Subclonal copy-number events define PDAC subclones. A, Schematic of possible clonal compositions of PDAC progressive disease. Unlike monoclonal PDACs, polyclonal PDACs may be mixtures of clones within the same site or different sites. B, Proportion of patients with polyclonal or monoclonal metastases. C, Anatomical locations of discrete metastases used for bulk DNA sequencing from patient MPAM01. D, Inferred copy-number states for clones identified in MPAM01. Each point represents a genomic bin whose position corresponds to its inferred mirrored haplotype B-allele frequency (BAF; x-axis) and fractional copy number (y-axis) seen in E. F, Anatomical locations of discrete metastases used for bulk DNA sequencing from patient PAM01. G, Inferred copy-number states for clones identified in PAM01. Each point represents a genomic bin whose position corresponds to its inferred mirrored haplotype BAF (x-axis) and fractional copy number (y-axis) seen in H. In H, points labeled a, b denote the corresponding haplotype-specific copy-number state with “a” indicating copies of the major haplotype and “b” indicating copies of the minor haplotype. I, Multivariate analysis illustrating the odds of having polyclonal disease in relation to age, stage, and prior treatment. J, Proportion of patients with monoclonal vs. polyclonal disease, categorized by four clinical scenarios of management of patients with PDAC. *, P < 0.05; ***; P < 0.001. K, Number of metastatic samples found to have monoclonal vs. polyclonal compositions.
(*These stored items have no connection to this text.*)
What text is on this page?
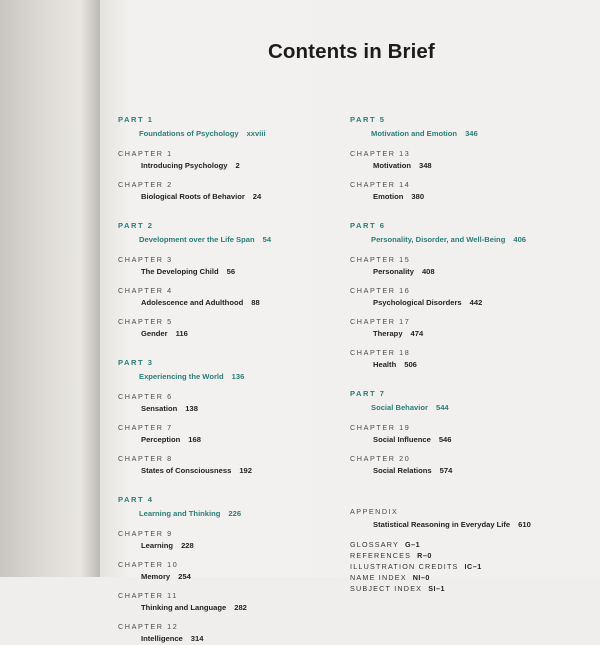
Contents in Brief
PART 1
Foundations of Psychology xxviii
CHAPTER 1
Introducing Psychology 2
CHAPTER 2
Biological Roots of Behavior 24
PART 2
Development over the Life Span 54
CHAPTER 3
The Developing Child 56
CHAPTER 4
Adolescence and Adulthood 88
CHAPTER 5
Gender 116
PART 3
Experiencing the World 136
CHAPTER 6
Sensation 138
CHAPTER 7
Perception 168
CHAPTER 8
States of Consciousness 192
PART 4
Learning and Thinking 226
CHAPTER 9
Learning 228
CHAPTER 10
Memory 254
CHAPTER 11
Thinking and Language 282
CHAPTER 12
Intelligence 314
PART 5
Motivation and Emotion 346
CHAPTER 13
Motivation 348
CHAPTER 14
Emotion 380
PART 6
Personality, Disorder, and Well-Being 406
CHAPTER 15
Personality 408
CHAPTER 16
Psychological Disorders 442
CHAPTER 17
Therapy 474
CHAPTER 18
Health 506
PART 7
Social Behavior 544
CHAPTER 19
Social Influence 546
CHAPTER 20
Social Relations 574
APPENDIX
Statistical Reasoning in Everyday Life 610
GLOSSARY G–1
REFERENCES R–0
ILLUSTRATION CREDITS IC–1
NAME INDEX NI–0
SUBJECT INDEX SI–1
Dx, diagnosis (Created with BioRender.com.)

Figure 6.

Genetic features of patients with oligometastatic disease. Shown are the comparisons of the total number of driver gene mutations (A), the prevalence of LOH and copy-number gain events (B) and the proportions of mono- vs. polyclonal disease (C) identified in oligometastatic PDACs compared with non-oligometastatic PDACs. *, P < 0.05; ***, P < 0.001; ns, nonsignificant.

Figure 7.

Schematic illustration of truncal density, a novel biomarker of PDAC prognosis. Two identical phylogenies are shown with colored circles indicating distinct clonal populations defined by copy-number states. The location of the MRCA within the evolutionary life history of each PDAC is also shown. Truncal mutations (blue x) are those that occur at any time in the cell lineage spanning oocyte fertilization to the MRCA of the neoplasm, whereas subtruncal mutations (red x) occur on shared or private branches corresponding to distinct subclones. Patients with high truncal densities (fourth quartile) were found to have poor prognosis in a multivariate analysis after controlling for age, stage at diagnosis, and smoking history. (Created with BioRender.com.)